Diversos problemas são relatados pelas famílias e observados pela Assessoria Técnica Independente (ATI) nas visitas às casas consideradas “prontas” pela Renova, que promete ajustes para depois de assinada a concordância com a finalização dos últimos marcos de obra, usando o direito à garantia como justificativa. No entanto, pessoas que já receberam os imóveis no reassentamento familiar enfrentam problemas no atendimento às solicitações e, embora seja prevista por lei a garantia dos imóveis, a Renova não apresentou informações claras sobre qual a abrangência e as condições para acioná-la.

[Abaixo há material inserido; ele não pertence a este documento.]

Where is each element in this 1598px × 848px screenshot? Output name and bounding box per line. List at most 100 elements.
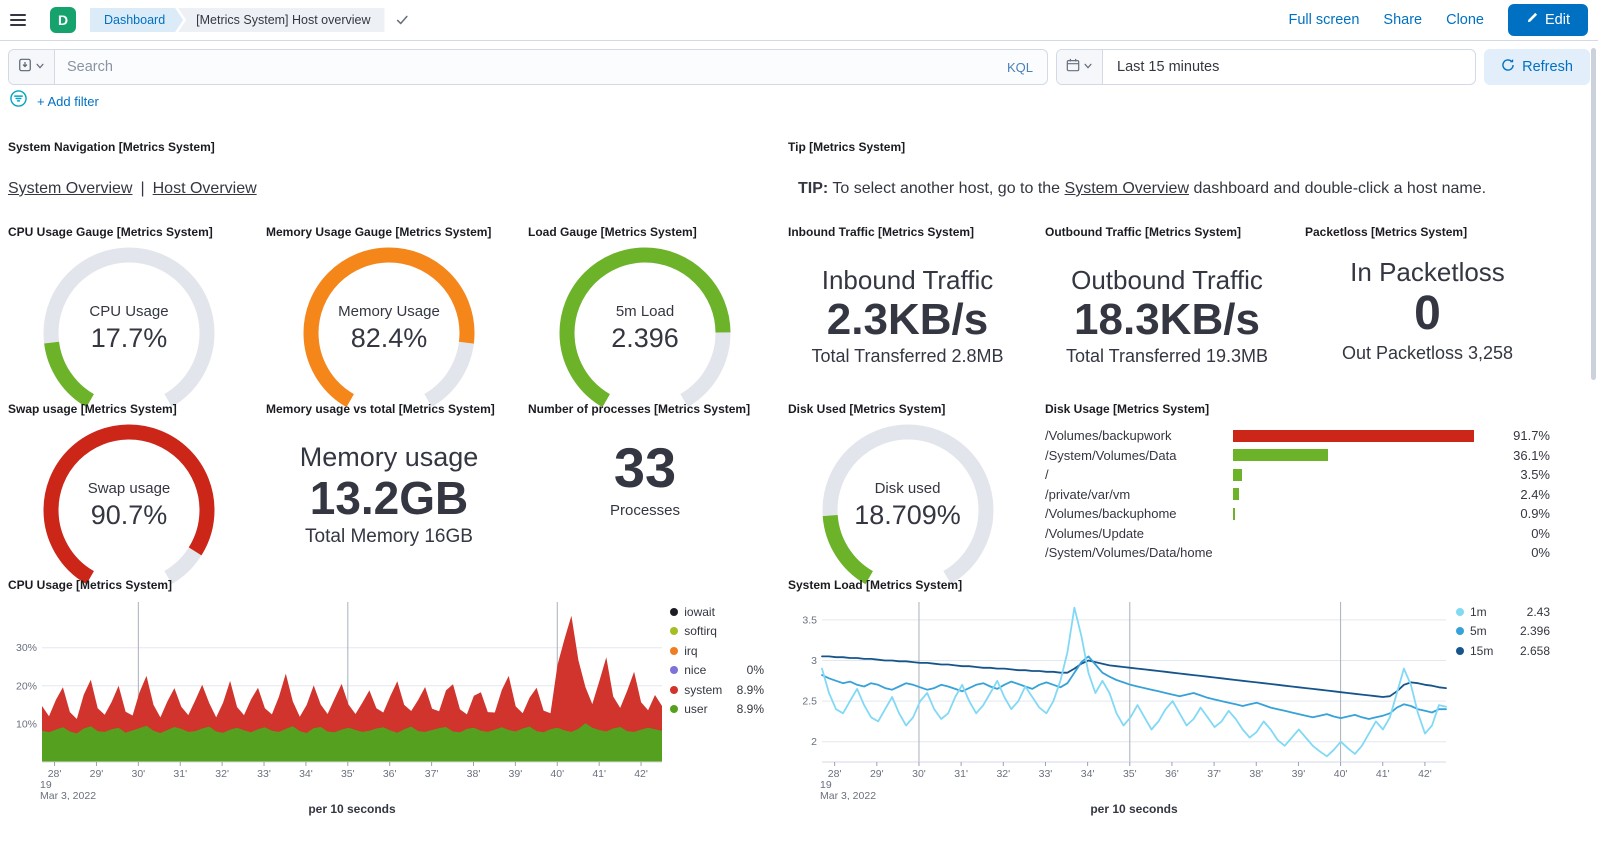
disk-path-label: /System/Volumes/Data: [1045, 448, 1233, 463]
legend-color-dot: [670, 705, 678, 713]
svg-text:32': 32': [215, 768, 229, 780]
svg-text:29': 29': [870, 768, 884, 780]
query-bar: KQL Last 15 minutes Refresh: [0, 41, 1598, 89]
metric-label: Outbound Traffic: [1045, 265, 1289, 296]
breadcrumb-dashboard[interactable]: Dashboard: [90, 8, 183, 32]
gauge-value: 17.7%: [34, 323, 224, 354]
tip-text-after: dashboard and double-click a host name.: [1189, 180, 1486, 197]
refresh-button[interactable]: Refresh: [1484, 49, 1590, 85]
legend-color-dot: [670, 686, 678, 694]
svg-text:40': 40': [1334, 768, 1348, 780]
date-quick-select-button[interactable]: [1057, 50, 1103, 84]
svg-text:34': 34': [299, 768, 313, 780]
disk-percent-value: 0%: [1496, 526, 1550, 541]
share-link[interactable]: Share: [1383, 12, 1422, 28]
svg-text:37': 37': [1207, 768, 1221, 780]
svg-text:30': 30': [132, 768, 146, 780]
vertical-scrollbar[interactable]: [1591, 48, 1596, 380]
gauge-label: Swap usage: [34, 480, 224, 497]
check-icon: [395, 13, 409, 27]
cpu-usage-chart[interactable]: 10%20%30%28'29'30'31'32'33'34'35'36'37'3…: [8, 594, 666, 800]
legend-item[interactable]: system8.9%: [670, 680, 764, 700]
legend-label: 1m: [1470, 605, 1518, 619]
panel-title[interactable]: Memory Usage Gauge [Metrics System]: [266, 225, 512, 239]
load-chart-legend: 1m2.435m2.39615m2.658: [1456, 602, 1550, 800]
search-input[interactable]: [55, 59, 993, 75]
panel-title[interactable]: Packetloss [Metrics System]: [1305, 225, 1550, 239]
system-load-chart[interactable]: 22.533.528'29'30'31'32'33'34'35'36'37'38…: [788, 594, 1452, 800]
panel-title[interactable]: CPU Usage Gauge [Metrics System]: [8, 225, 250, 239]
metric-value: 13.2GB: [266, 473, 512, 524]
gauge-value: 90.7%: [34, 500, 224, 531]
svg-text:32': 32': [996, 768, 1010, 780]
top-actions: Full screen Share Clone Edit: [1288, 4, 1588, 36]
legend-item[interactable]: 1m2.43: [1456, 602, 1550, 622]
panel-title[interactable]: CPU Usage [Metrics System]: [8, 578, 764, 592]
legend-color-dot: [1456, 627, 1464, 635]
legend-item[interactable]: nice0%: [670, 661, 764, 681]
legend-label: 5m: [1470, 624, 1518, 638]
tip-system-overview-link[interactable]: System Overview: [1065, 180, 1189, 197]
legend-color-dot: [670, 666, 678, 674]
panel-title[interactable]: System Navigation [Metrics System]: [8, 140, 762, 154]
disk-usage-row: /Volumes/backupwork91.7%: [1045, 426, 1550, 446]
svg-text:35': 35': [1123, 768, 1137, 780]
system-overview-link[interactable]: System Overview: [8, 180, 132, 197]
metric-value: 0: [1305, 288, 1550, 341]
gauge-label: Disk used: [813, 480, 1003, 497]
legend-item[interactable]: 15m2.658: [1456, 641, 1550, 661]
disk-usage-bar: [1233, 508, 1496, 520]
svg-text:42': 42': [634, 768, 648, 780]
disk-percent-value: 36.1%: [1496, 448, 1550, 463]
refresh-button-label: Refresh: [1522, 59, 1573, 75]
panel-title[interactable]: Inbound Traffic [Metrics System]: [788, 225, 1027, 239]
panel-title[interactable]: Number of processes [Metrics System]: [528, 402, 762, 416]
system-navigation-links: System Overview | Host Overview: [8, 180, 762, 198]
svg-text:41': 41': [592, 768, 606, 780]
metric-label: In Packetloss: [1305, 257, 1550, 288]
panel-title[interactable]: Memory usage vs total [Metrics System]: [266, 402, 512, 416]
legend-item[interactable]: user8.9%: [670, 700, 764, 720]
clone-link[interactable]: Clone: [1446, 12, 1484, 28]
add-filter-link[interactable]: + Add filter: [37, 94, 99, 109]
svg-text:20%: 20%: [16, 680, 37, 692]
edit-button[interactable]: Edit: [1508, 4, 1588, 36]
time-range-value[interactable]: Last 15 minutes: [1103, 59, 1219, 75]
outbound-traffic-metric: Outbound Traffic 18.3KB/s Total Transfer…: [1045, 265, 1289, 367]
disk-percent-value: 0%: [1496, 545, 1550, 560]
panel-title[interactable]: Outbound Traffic [Metrics System]: [1045, 225, 1289, 239]
panel-title[interactable]: Load Gauge [Metrics System]: [528, 225, 762, 239]
full-screen-link[interactable]: Full screen: [1288, 12, 1359, 28]
legend-item[interactable]: softirq: [670, 622, 764, 642]
panel-title[interactable]: Disk Usage [Metrics System]: [1045, 402, 1550, 416]
kql-toggle[interactable]: KQL: [993, 60, 1047, 75]
panel-title[interactable]: Swap usage [Metrics System]: [8, 402, 250, 416]
metric-label: Memory usage: [266, 442, 512, 473]
filter-icon[interactable]: [10, 90, 27, 112]
menu-icon[interactable]: [10, 11, 38, 29]
tip-text-before: To select another host, go to the: [828, 180, 1064, 197]
disk-percent-value: 3.5%: [1496, 467, 1550, 482]
legend-item[interactable]: iowait: [670, 602, 764, 622]
saved-query-menu-button[interactable]: [9, 50, 55, 84]
legend-item[interactable]: 5m2.396: [1456, 622, 1550, 642]
deployment-logo[interactable]: D: [50, 7, 76, 33]
link-separator: |: [140, 180, 144, 197]
svg-text:31': 31': [954, 768, 968, 780]
panel-title[interactable]: Tip [Metrics System]: [788, 140, 1550, 154]
disk-usage-bar: [1233, 527, 1496, 539]
panel-memory-usage-vs-total: Memory usage vs total [Metrics System] M…: [258, 394, 520, 566]
svg-text:39': 39': [1292, 768, 1306, 780]
panel-title[interactable]: System Load [Metrics System]: [788, 578, 1550, 592]
panel-title[interactable]: Disk Used [Metrics System]: [788, 402, 1027, 416]
legend-label: nice: [684, 663, 732, 677]
svg-text:34': 34': [1081, 768, 1095, 780]
process-label: Processes: [528, 502, 762, 519]
gauge-label: 5m Load: [550, 303, 740, 320]
chevron-down-icon: [1083, 58, 1093, 76]
disk-usage-row: /3.5%: [1045, 465, 1550, 485]
memory-total-metric: Memory usage 13.2GB Total Memory 16GB: [266, 442, 512, 548]
legend-item[interactable]: irq: [670, 641, 764, 661]
host-overview-link[interactable]: Host Overview: [153, 180, 257, 197]
breadcrumb-current: [Metrics System] Host overview: [178, 8, 384, 32]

Nesse sentido, a ATI recomenda que as famílias solicitem esses esclarecimentos durante as visitas às obras.

A ATI recomenda também que:

1) Em todas as visitas às obras, a família atingida exija que tudo seja registrado em ata e que as demandas sejam encaminhadas pela Fundação Renova, ainda que a família escolha não assinar o documento;

2) Confiram se os encaminhamentos de visitas e reuniões anteriores foram efetivamente realizados pela Renova;

3) Identifiquem, nas visitas de marcos de obras, se existem problemas ou divergências com relação ao que está no projeto da moradia e, caso identifiquem, exijam que a Renova apresente soluções;

4) Solicitem informações sobre Habite-se tanto da Renova quanto da Prefeitura na Secretaria de Obras;

5) Solicitem à Renova visitas não programadas sempre que julgarem necessário;

6) Sugerimos que seja realizada uma visita em período chuvoso para averiguar se há infiltrações, goteiras, mofo, lodo, instabilidade de barrancos, escoamento inadequado de água de chuva para imóveis vizinhos, e/ou formação de poças d’água no imóvel;

7) Não assinem a validação do marco de obra enquanto existirem problemas a serem resolvidos;

8) Caso vocês se sintam desconfortáveis durante o atendimento, fiquem à vontade para interrompê-lo;

9) Recebam as chaves do imóvel apenas quando TODOS os problemas forem solucionados.

A Cáritas reitera a disponibilidade para acompanhá-los nos atendimentos. Em caso de dúvidas e/ ou denúncias sobre o processo de reparação, entrem em contato com a ATI. O telefone é (31)992180264.

É direito das famílias atingidas ter acesso às informações necessárias para as tomadas de decisão. Portanto, é essencial que tanto a Renova quanto o poder público informem as condições em que o reassentamento estará no momento da mudança, em especial sobre: segurança, escola, posto de saúde, saneamento básico, transporte público, contingente de trabalhadores, trânsito de máquinas pesadas, poeira, barulho, disponibilidade de água, além dos possíveis impactos das obras em curso nas estruturas das casas concluídas.